4. FirstPost: India’s New Motorcycle Owners Drive Gasoline Boom, Number of Registered Vehicles Double Every 7 Years

I’ve written exhaustively about policies, trends and issues in electric and hydrogen fuel-cell vehicles at this point. This story from FirstPost in India caught my attention this week because it highlights the gap between aspiration and our current reality. And the reality is that in India, as in other parts of the world, people are buying conventional vehicles, especially motorcycles, at ever-increasing rates.

Motorcycle sales in India have been expanding at a compound growth rate of 7% per year since 2010/11 and hit a record 16.5 million in 2015/16, according to the Society of Indian Automobile Manufacturers. They represent the majority of registered vehicles as of 2013 at 133 million and accounted for 60% of gasoline sales.

By contrast, in 2013 there were 25 million cars, jeeps and taxis and 9 million goods vehicles.  Car sales have grown at a compound rate of just over 2% per year and reached 2.8 million in 2015/16. However, the number of registered vehicles on India’s roads has been doubling every seven years, according to the Ministry of Road Transport and Highways.

According to the Ministry of Petroleum and Natural Gas gasoline consumption hit a new record in August of 600,000 bpd, lower than countries such as the U.S. or China. However, the difference is that the growth is fast and sustained.

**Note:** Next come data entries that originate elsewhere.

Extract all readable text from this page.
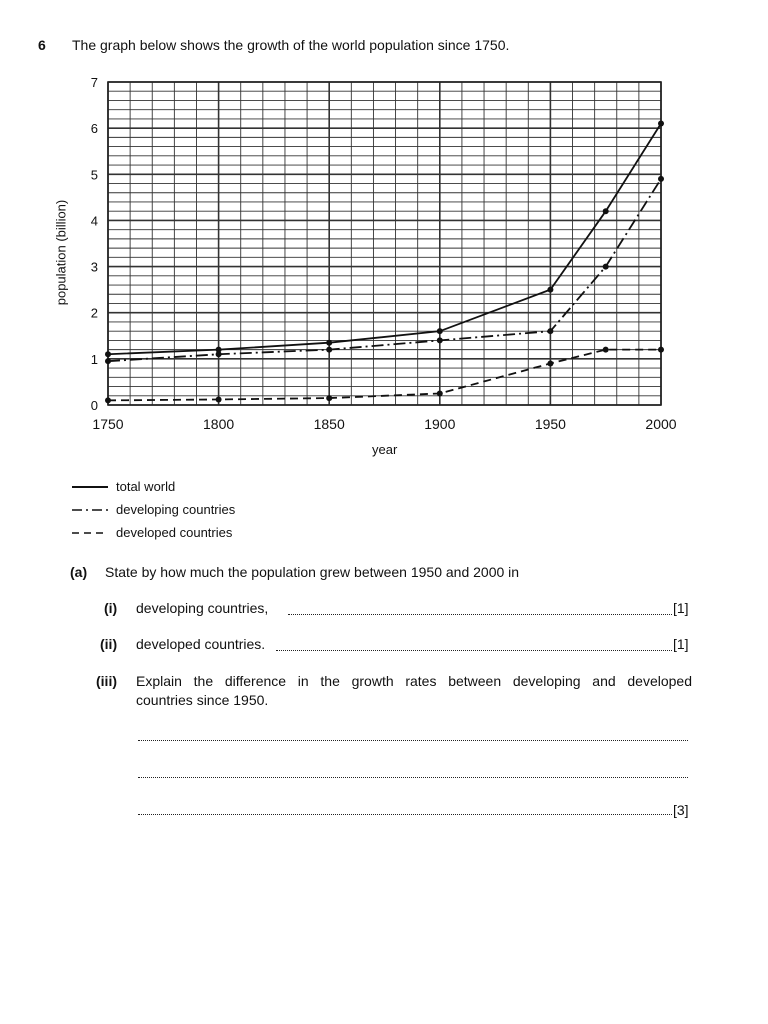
6 The graph below shows the growth of the world population since 1750.
1750	1800	1850	1900	1950	2000
0
1
2
3
4
5
6
7
population (billion)
year
total world
developing countries
developed countries
(a) State by how much the population grew between 1950 and 2000 in
(i) developing countries,	[1]
(ii) developed countries.	[1]
(iii) Explain the difference in the growth rates between developing and developed
countries since 1950.
[3]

This quote from the report caught my attention:

Owning a personal vehicle rather than relying on public transport is an important status symbol for India’s fast-expanding middle class but many buyers opt for motorcycles due to cheaper purchase and operating costs.

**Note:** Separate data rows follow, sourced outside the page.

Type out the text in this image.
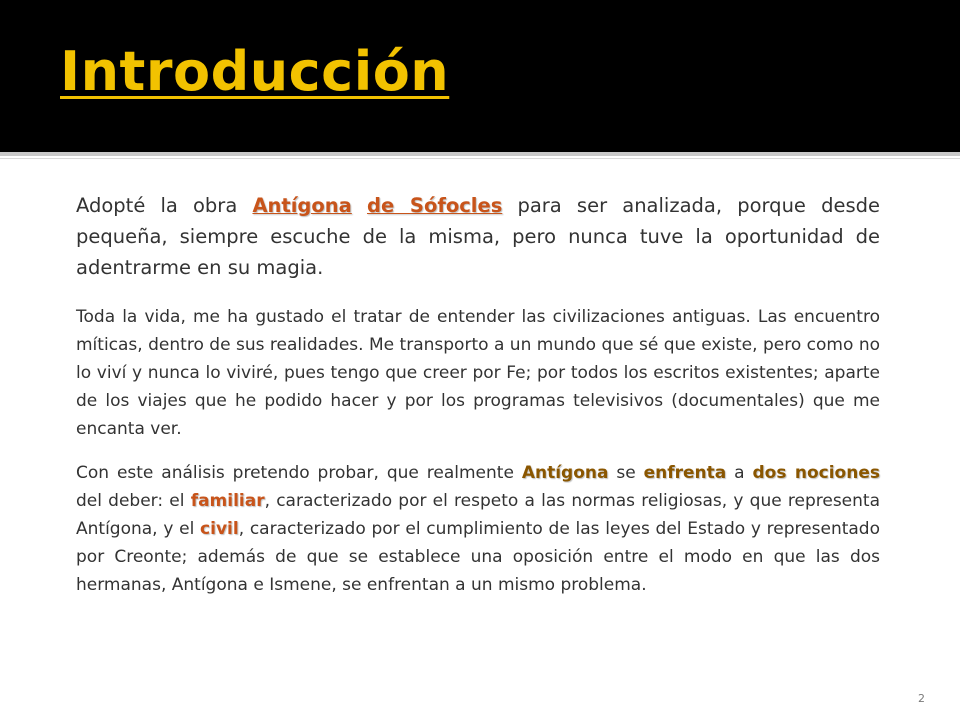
Introducción

Adopté la obra Antígona de Sófocles para ser analizada, porque desde pequeña, siempre escuche de la misma, pero nunca tuve la oportunidad de adentrarme en su magia.

Toda la vida, me ha gustado el tratar de entender las civilizaciones antiguas. Las encuentro míticas, dentro de sus realidades. Me transporto a un mundo que sé que existe, pero como no lo viví y nunca lo viviré, pues tengo que creer por Fe; por todos los escritos existentes; aparte de los viajes que he podido hacer y por los programas televisivos (documentales) que me encanta ver.

Con este análisis pretendo probar, que realmente Antígona se enfrenta a dos nociones del deber: el familiar, caracterizado por el respeto a las normas religiosas, y que representa Antígona, y el civil, caracterizado por el cumplimiento de las leyes del Estado y representado por Creonte; además de que se establece una oposición entre el modo en que las dos hermanas, Antígona e Ismene, se enfrentan a un mismo problema.

2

I found the statement ironic. Millions in the developed world are now beginning to eschew personal transport altogether in favor of public transport, ride sharing and even walking.  Meantime, millions in the developing world have proudly climbed the economic ladder and now have a personal vehicle to show for it. I’m not sure they’re going to be willing to go back without a massive mindset change and major improvements in public transport.

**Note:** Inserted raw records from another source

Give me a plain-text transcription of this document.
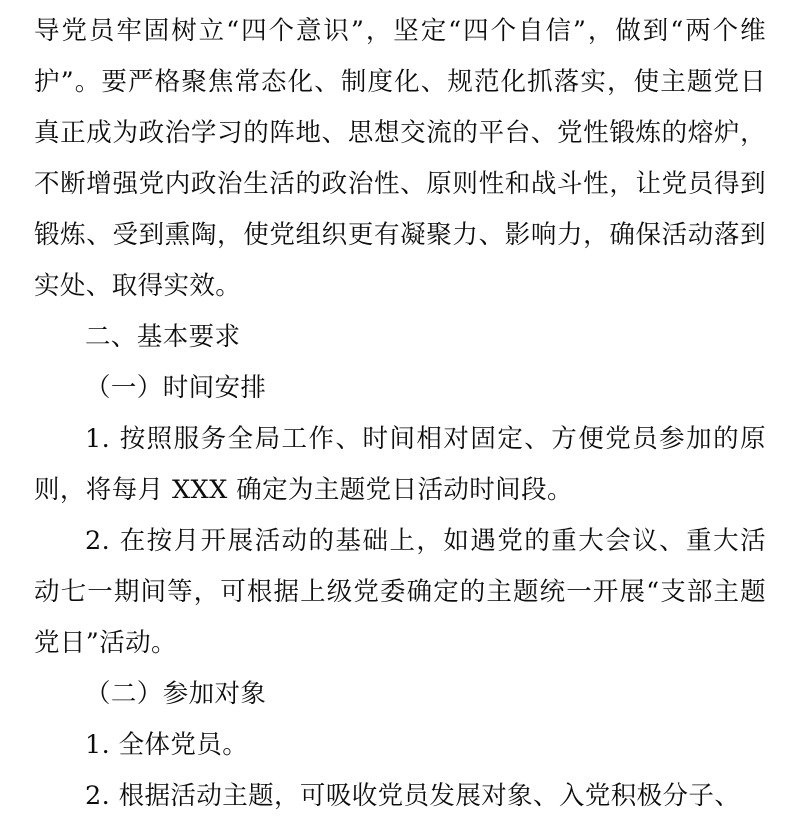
导党员牢固树立“四个意识”，坚定“四个自信”，做到“两个维护”。要严格聚焦常态化、制度化、规范化抓落实，使主题党日真正成为政治学习的阵地、思想交流的平台、党性锻炼的熔炉，不断增强党内政治生活的政治性、原则性和战斗性，让党员得到锻炼、受到熏陶，使党组织更有凝聚力、影响力，确保活动落到实处、取得实效。

二、基本要求

（一）时间安排

1. 按照服务全局工作、时间相对固定、方便党员参加的原则，将每月 XXX 确定为主题党日活动时间段。

2. 在按月开展活动的基础上，如遇党的重大会议、重大活动七一期间等，可根据上级党委确定的主题统一开展“支部主题党日”活动。

（二）参加对象

1. 全体党员。

2. 根据活动主题，可吸收党员发展对象、入党积极分子、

5. CALSTART: Survey Shows Suppliers Support for Existing 2025 Federal Light-duty Vehicle Fuel Economy Regulation

Late last week, CALSTART released the results of a survey it commissioned Ricardo Energy & Environment to complete a poll of major automotive parts suppliers (Tier 1) to get their views about the federal fuel economy standards that have been proposed for the years 2022-2025. According to the survey:

  • 70% of suppliers said policymakers should not adjust the program’s goals.
  • 65% agreed with the decision to set new miles-per-gallon standards for 2025,
    with 30% saying they strongly agreed with the decision.
  • Among those who agreed, all but one named regulatory certainty as critical for the
    industry and half said the standards spark innovation.
  • 59% said that fuel economy standards help spur job growth.
  • Suppliers identified a wide range of conventional and electric technology that could
    be used to meet the standards.
  • Three quarters agreed that setting targets beyond 2025 is also important for long-term

CALSTART noted there were a number of areas where the responses from automotive suppliers were more mixed:

  • Regarding the cost estimates, there was less agreement among respondents who were able to express an opinion. The majority of respondents felt unable to comment on costs in the majority of technology categories.
  • There was no clear consensus on the importance of electrification of vehicles in order to meet the 2025 target. Although some survey respondents felt that there would be sufficient improvements in internal combustion engine technologies, light-weighting and hybridization technologies to meet the 2025 targets without additional electrification, other survey respondents indicated that a high level of EV penetration would be required to achieve the target.
  • The effect that oil price has on the sales of fuel efficiency technologies garnered a mixed response from the survey respondents. About 45% indicated that low oil prices do not have a noticeable effect on these sales, whereas 45% indicated that low prices reduce the demand for, and sales of, fuel efficiency technologies.